On May 27, 2026, the MAAC announced that it would adopt the new name of Metro Conference starting that July 1.

==Champions==

===By year===
The following is a list of tournament champions by year.

| Year | Champion | Venue | MVP |
| 1994 | Saint Peter's | Heritage Park • Colonie, NY | Victor Santos, Saint Peter's |
| 1995 | Siena | P. J. Buonocore, Siena |
| 1996 | Siena |  |
| 1997 | Siena | Mike Ostrander, Siena |
| 1998 | Le Moyne | Dutchess Stadium • Wappingers Falls, NY | Bill Kerry, Le Moyne |
| 1999 | Siena | Dave Pahucki, Siena |
| 2000 | Marist | Kevin Ool, Marist |
| 2001 | Marist | Anthony Bocchino, Marist |
| 2002 | Marist | Mike Sidoti, Marist |
| 2003 | Le Moyne | Ed Harper, Le Moyne |
| 2004 | Le Moyne | Brian Hansen, Le Moyne |
| 2005 | Marist | Andy Kiriakedes, Marist |
| 2006 | Manhattan | Eric Nieto, Manhattan |
| 2007 | Le Moyne | Ryan Woods, Le Moyne |
| 2008 | Rider | Mercer County Waterfront Park • Trenton, NJ | James Hayes, Rider |
| 2009 | Marist | Jacob Wiley, Marist |
| 2010 | Rider | Dutchess Stadium • Wappingers Falls, NY | A.J. Albee, Rider |
| 2011 | Manhattan | Mercer County Waterfront Park • Trenton, NJ | Mike Giordano, Manhattan |
| 2012 | Manhattan | Joseph L. Bruno Stadium • Troy, NY | Taylor Sewitt, Manhattan |
| 2013 | Canisius | Arm & Hammer Park • Trenton, NJ | Jesse Puscheck, Canisius |
| 2014 | Siena | FirstEnergy Park • Lakewood, NJ | Vincent Citro, Siena |
| 2015 | Canisius | Dutchess Stadium • Wappingers Falls, NY | Connor Panas, Canisius |
| 2016 | Fairfield | Dutchess Stadium • Wappingers Falls, NY | Jake Salpietro, Fairfield |
| 2017 | Marist | Sal Maglie Stadium • Niagara Falls, NY | Tony Romanelli, Marist |
| 2018 | Canisius | Richmond County Bank Ballpark • Staten Island, NY | J.P. Stevenson, Canisius |
| 2019 | Quinnipiac | Brian Moskey, Quinnipiac |
| 2020 | Cancelled due to the coronavirus pandemic |  |  |
| 2021 | Rider | Alumni Baseball Diamond • Fairfield, CT | Jordan Erbe, Rider |
| 2022 | Canisius | Clover Stadium • Pomona, NY | Matt Duffy, Canisius |
| 2023 | Rider | Scott Shaw, Rider |
| 2024 | Niagara | Matt Ward, Niagara |
| 2025 | Fairfield | Matthew Bucciero, Fairfield |
| 2026 | Rider | Heritage Financial Park • Wappingers Falls, NY | PJ Craig, Rider |

- Indicates declared champion, tournament final canceled due to inclement weather.

===By school===
The following is a list of tournament championships listed by school.
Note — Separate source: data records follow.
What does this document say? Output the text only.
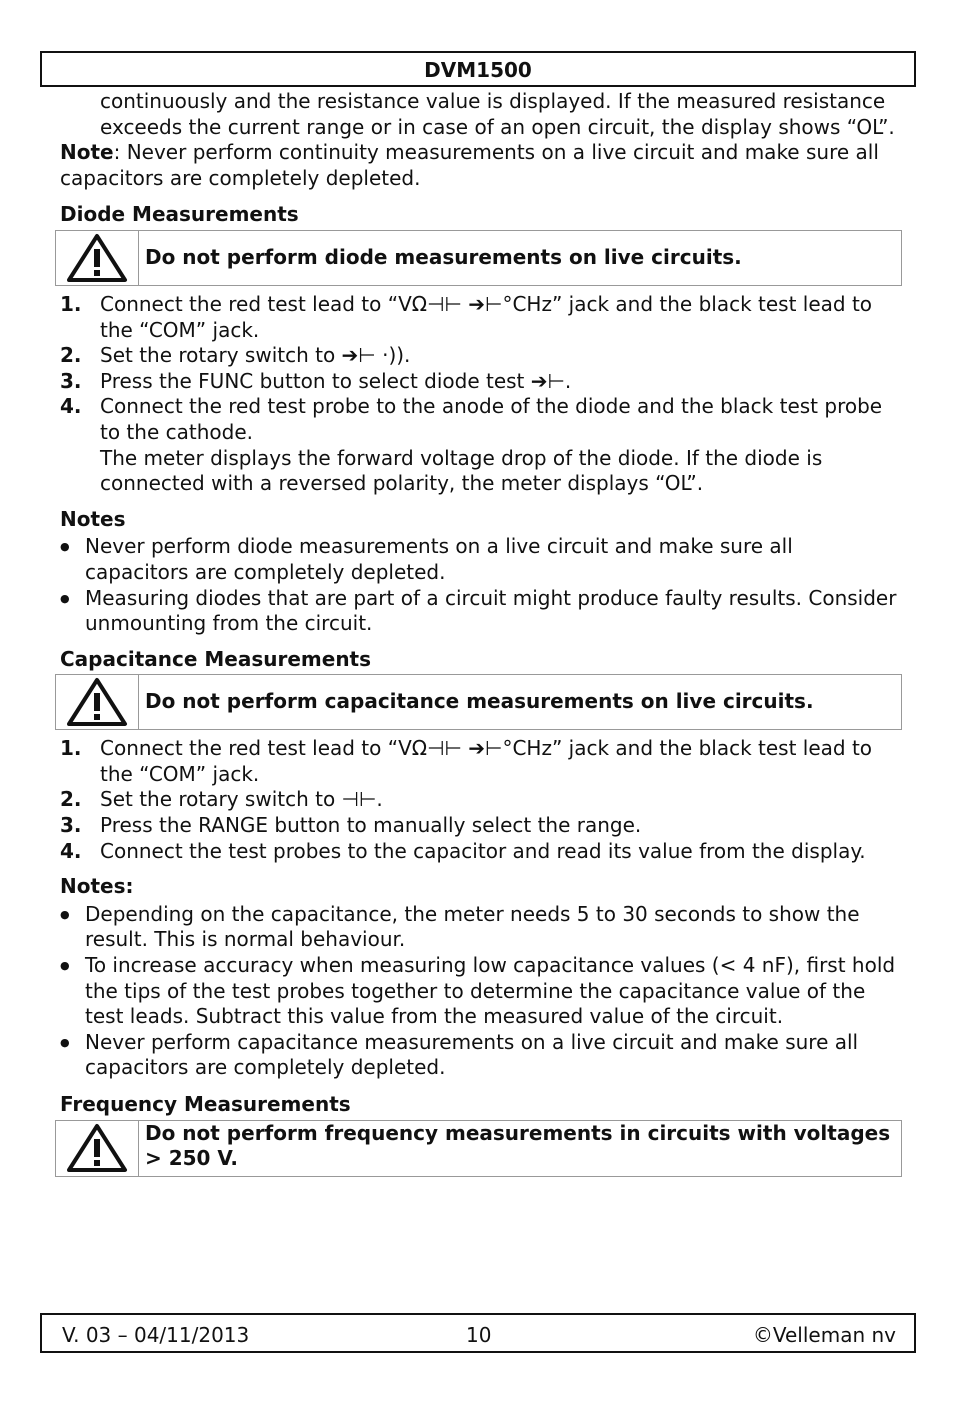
DVM1500

continuously and the resistance value is displayed. If the measured resistance exceeds the current range or in case of an open circuit, the display shows “OL”.

Note: Never perform continuity measurements on a live circuit and make sure all capacitors are completely depleted.

Diode Measurements
Do not perform diode measurements on live circuits.
1. Connect the red test lead to “VΩ⊣⊢ ➔⊢°CHz” jack and the black test lead to the “COM” jack.
2. Set the rotary switch to ➔⊢ ·)).
3. Press the FUNC button to select diode test ➔⊢.
4. Connect the red test probe to the anode of the diode and the black test probe to the cathode.
The meter displays the forward voltage drop of the diode. If the diode is connected with a reversed polarity, the meter displays “OL”.
Notes
● Never perform diode measurements on a live circuit and make sure all capacitors are completely depleted.
● Measuring diodes that are part of a circuit might produce faulty results. Consider unmounting from the circuit.
Capacitance Measurements
Do not perform capacitance measurements on live circuits.
1. Connect the red test lead to “VΩ⊣⊢ ➔⊢°CHz” jack and the black test lead to the “COM” jack.
2. Set the rotary switch to ⊣⊢.
3. Press the RANGE button to manually select the range.
4. Connect the test probes to the capacitor and read its value from the display.
Notes:
● Depending on the capacitance, the meter needs 5 to 30 seconds to show the result. This is normal behaviour.
● To increase accuracy when measuring low capacitance values (< 4 nF), first hold the tips of the test probes together to determine the capacitance value of the test leads. Subtract this value from the measured value of the circuit.
● Never perform capacitance measurements on a live circuit and make sure all capacitors are completely depleted.
Frequency Measurements
Do not perform frequency measurements in circuits with voltages > 250 V.
V. 03 – 04/11/2013	10	©Velleman nv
| Program | Championships | Years |
|---|---|---|
| Marist | 6 | 2000, 2001, 2002, 2005, 2009, 2017 |
| Rider | 5 | 2008, 2010, 2021, 2023, 2026 |
| Siena | 5 | 1995, 1996, 1997, 1999, 2014 |
| Canisius | 4 | 2013, 2015, 2018, 2022 |
| Le Moyne | 4 | 1998, 2003, 2004, 2007 |
| Manhattan | 3 | 2006, 2011, 2012 |
| Fairfield | 2 | 2016, 2025 |
| Saint Peter's | 1 | 1994 |
| Niagara | 1 | 2024 |
| Quinnipiac | 1 | 2019 |

- Italics indicate that the program no longer fields a baseball team in the Metro Atlantic Athletic Conference.